Vatican News: Global Christian Persecution ‘Still Rising’

Muslim protesters hold signs as they demonstrate against a French magazine that published nude cartoons of the Prophet Mohammed outside the French embassy in London on September 21, 2012. Around 100 protesters shouted slogans outside the French embassy in London over the cartoons at the same time as violent demonstrations …

ROME — The global oppression or persecution of Christians has increased significantly over the past two years, Vatican News reported Monday.

Citing a recent report by the pontifical foundation Aid to the Church in Need (ACN), Vatican News noted anti-Christian terrorist violence has experienced a “sharp rise” in Nigeria where “more than 7,600 Nigerian Christians were reportedly murdered between January 2021 and June 2022.”

Violence against Christians has also increased in Asian nations like India and Sri Lanka, the article states, and India saw “710 incidents of anti-Christian violence between January 2021 and the start of June 2022, often driven by Hindu nationalists.”

christian persecution

File/A supporter of Egypt’s Coptic Christian community shouts during a protest near the U.N. headquarters against the Egyptian government’s treatment of its Christian minority. Coptic Christians are one of the oldest Christian populations in the world and have been practicing in Egypt since the beginning of Christianity, but after some recent violent incidents are alleging persecution by Egypt’s Muslim majority government. (Photo by Chris Hondros/Getty)

ACN released “Persecuted and Forgotten? A Report on Christians Oppressed for Their Faith 2020-22” in London on November 16 at the beginning of “Red Week” (November 16-23), which culminates in Red Wednesday, when buildings, monuments, and landmarks in several different countries are lit up in red.

The report revealed that in 75 percent of the 24 countries surveyed, oppression or persecution of Christians has increased over the past two years.

Nigerian Bishop Jude Arogundade, whose diocese was stormed in June by gunmen who killed more than 40 people, gave the keynote address at the UK launch of the report in the Houses of Parliament.

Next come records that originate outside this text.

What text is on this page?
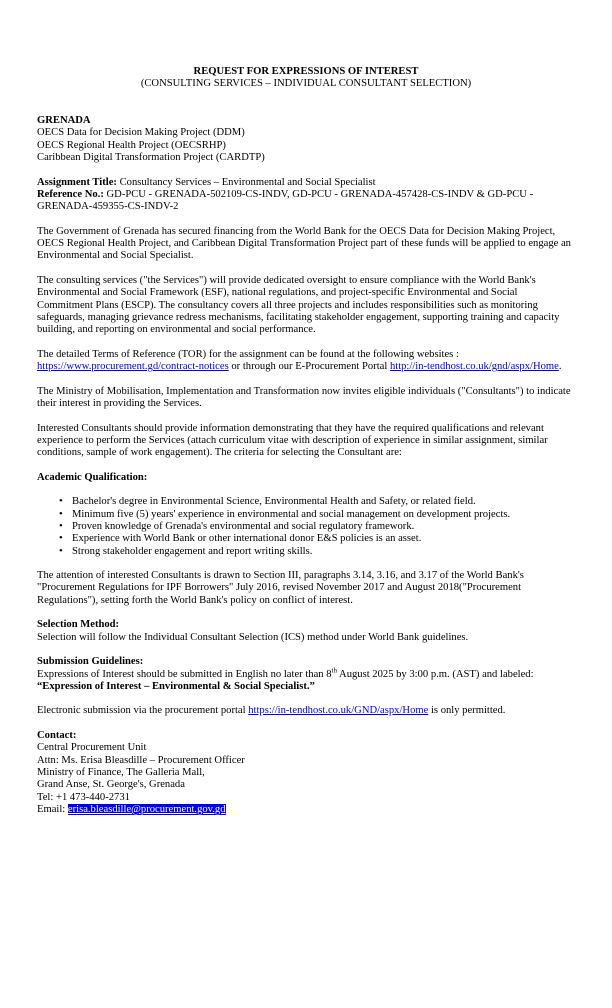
REQUEST FOR EXPRESSIONS OF INTEREST

(CONSULTING SERVICES – INDIVIDUAL CONSULTANT SELECTION)

GRENADA

OECS Data for Decision Making Project (DDM)

OECS Regional Health Project (OECSRHP)

Caribbean Digital Transformation Project (CARDTP)

Assignment Title: Consultancy Services – Environmental and Social Specialist

Reference No.: GD-PCU - GRENADA-502109-CS-INDV, GD-PCU - GRENADA-457428-CS-INDV & GD-PCU - GRENADA-459355-CS-INDV-2

The Government of Grenada has secured financing from the World Bank for the OECS Data for Decision Making Project, OECS Regional Health Project, and Caribbean Digital Transformation Project part of these funds will be applied to engage an Environmental and Social Specialist.

The consulting services ("the Services") will provide dedicated oversight to ensure compliance with the World Bank's Environmental and Social Framework (ESF), national regulations, and project-specific Environmental and Social Commitment Plans (ESCP). The consultancy covers all three projects and includes responsibilities such as monitoring safeguards, managing grievance redress mechanisms, facilitating stakeholder engagement, supporting training and capacity building, and reporting on environmental and social performance.

The detailed Terms of Reference (TOR) for the assignment can be found at the following websites : https://www.procurement.gd/contract-notices or through our E-Procurement Portal http://in-tendhost.co.uk/gnd/aspx/Home.

The Ministry of Mobilisation, Implementation and Transformation now invites eligible individuals ("Consultants") to indicate their interest in providing the Services.

Interested Consultants should provide information demonstrating that they have the required qualifications and relevant experience to perform the Services (attach curriculum vitae with description of experience in similar assignment, similar conditions, sample of work engagement). The criteria for selecting the Consultant are:

Academic Qualification:

• Bachelor's degree in Environmental Science, Environmental Health and Safety, or related field.
• Minimum five (5) years' experience in environmental and social management on development projects.
• Proven knowledge of Grenada's environmental and social regulatory framework.
• Experience with World Bank or other international donor E&S policies is an asset.
• Strong stakeholder engagement and report writing skills.

The attention of interested Consultants is drawn to Section III, paragraphs 3.14, 3.16, and 3.17 of the World Bank's "Procurement Regulations for IPF Borrowers" July 2016, revised November 2017 and August 2018("Procurement Regulations"), setting forth the World Bank's policy on conflict of interest.

Selection Method:

Selection will follow the Individual Consultant Selection (ICS) method under World Bank guidelines.

Submission Guidelines:

Expressions of Interest should be submitted in English no later than 8th August 2025 by 3:00 p.m. (AST) and labeled: “Expression of Interest – Environmental & Social Specialist.”

Electronic submission via the procurement portal https://in-tendhost.co.uk/GND/aspx/Home is only permitted.

Contact:

Central Procurement Unit

Attn: Ms. Erisa Bleasdille – Procurement Officer

Ministry of Finance, The Galleria Mall,

Grand Anse, St. George's, Grenada

Tel: +1 473-440-2731

Email: erisa.bleasdille@procurement.gov.gd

Bishop Arogundade has expressed concern that “no one seems to pay attention to the genocide” taking place in Nigeria in swathes of the north and the Middle Belt.

“The world is silent as attacks on Churches, their personnel and institutions have become routine. How many corpses are required to get the world’s attention?” he asked.

In his keynote address, Arogundade said that the Catholic Bishops’ Conference of Nigeria has repeatedly spoken against the country’s unprecedented insecurity situation “but to no avail.”

“We have walked for life, protested and even called the President (Muhammadu Buhari) to resign if he is incapable of fulfilling the basic purpose of government — the security of lives and properties of citizens. Even at that, nothing has changed,” he said.

“With 3,478 people killed as of June this year and the increased cases of terror thereafter,” it is time for governments and all people of goodwill “to compel the Nigerian government to stop the genocide,” he said.

“Or, in the least, ask for help from other countries before Nigeria is overrun, as is the case of Afghanistan,” he added.

“The entire nation is on the edge, apprehensive of a major offensive that may sweep round the entire country,” he said. “Already, many embassies were forced to close down (over the) last two weeks as a result of an intelligence report predicting (a) major attack in Abuja, the federal capital of Nigeria.”

The bishop also attempted to disabuse his hearers of fake news circulating regarding the causes of the persecution.

“This pogrom is not caused by climate change as believed by some Western climate change ideologists. It is far from it,” he said. “It is clearly the use of terrorism to accomplish an age-long ethno/religious objective. The world must stop this evil and hold the perpetrators accountable.”